Tapioca Raisin Pudding.

One and a half ozs. tapioca, 1 pint milk, 2 ozs. stoned raisins, 2 eggs, sugar to taste.

Bring the milk to the boil, stir in the tapioca and continue to stir for about ten minutes until the grain is semi-cooked. Add the raisins, sugar to taste, and the beaten egg yolks. Pour the mixture into a buttered piedish and brown slowly in a moderate oven. Whip up the whites of the egg to a stiff froth and fold into them two tablespoonsful of castor sugar. Pile the meringue on the top of the pudding, return this to the oven, and cook until the meringue is a golden brown.

* * *

Ginger Pudding.

Four ozs. breadcrumbs, 4 ozs. shredded suet, 4 ozs. flour, pinch of salt, 4 ozs. crystallised ginger, ½ teaspoonful ground ginger, 1 egg, milk to mix, 2 teaspoonsful baking powder, 3 ozs. sugar.

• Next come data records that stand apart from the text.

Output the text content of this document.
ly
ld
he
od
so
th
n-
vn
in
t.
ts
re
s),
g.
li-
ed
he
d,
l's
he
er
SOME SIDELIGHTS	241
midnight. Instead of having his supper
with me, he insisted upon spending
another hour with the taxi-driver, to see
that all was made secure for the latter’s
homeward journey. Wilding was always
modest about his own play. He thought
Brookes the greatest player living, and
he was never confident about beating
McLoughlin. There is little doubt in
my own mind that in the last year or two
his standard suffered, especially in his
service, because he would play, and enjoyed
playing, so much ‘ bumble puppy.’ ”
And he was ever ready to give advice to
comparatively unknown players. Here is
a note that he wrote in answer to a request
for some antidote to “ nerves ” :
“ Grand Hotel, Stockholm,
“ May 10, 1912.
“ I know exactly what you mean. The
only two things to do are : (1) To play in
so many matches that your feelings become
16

Sieve the flour, salt, baking powder and ground ginger, into a basin. Add the suet, ginger (cut up small), sugar and breadcrumbs. Make a well in the centre, mix in the beaten egg and add just sufficient milk to make a fairly soft mixture. Pour into a well-greased pudding basin, flour a pudding cloth and tie securely over the top of the basin. Boil for 1 3/4 hours. Decorate the top of the pudding with preserved ginger and angelica.

Cheese Toasties.

Slices of bread (brown or white). Cream cheese. Deep fat for frying. Cut the slices of bread in half and remove crust. Roll the cheese up in the bread. Secure with thread or a short skewer before dropping into the boiling fat and fry a golden brown. Drain before serving, remembering to remove the thread if this is used.

* * *


Chill halves of pears. Make mould of cheese and nuts on individual nests of lettuce and mayonnaise. Cut off bottom of pear halves and stand upright around moulds. Top with ginger cookie and marshmallow, making Jack-o'-Lantern eyes, nose and mouth of liquorice candy.

* * *

Foundation Cream.

White of egg, 1; cold water, two tablespoons; icing sugar, about 3/4 lb.; flavouring.

Beat egg slightly, add cold water. Roll out icing sugar and stir in enough to form a very stiff paste.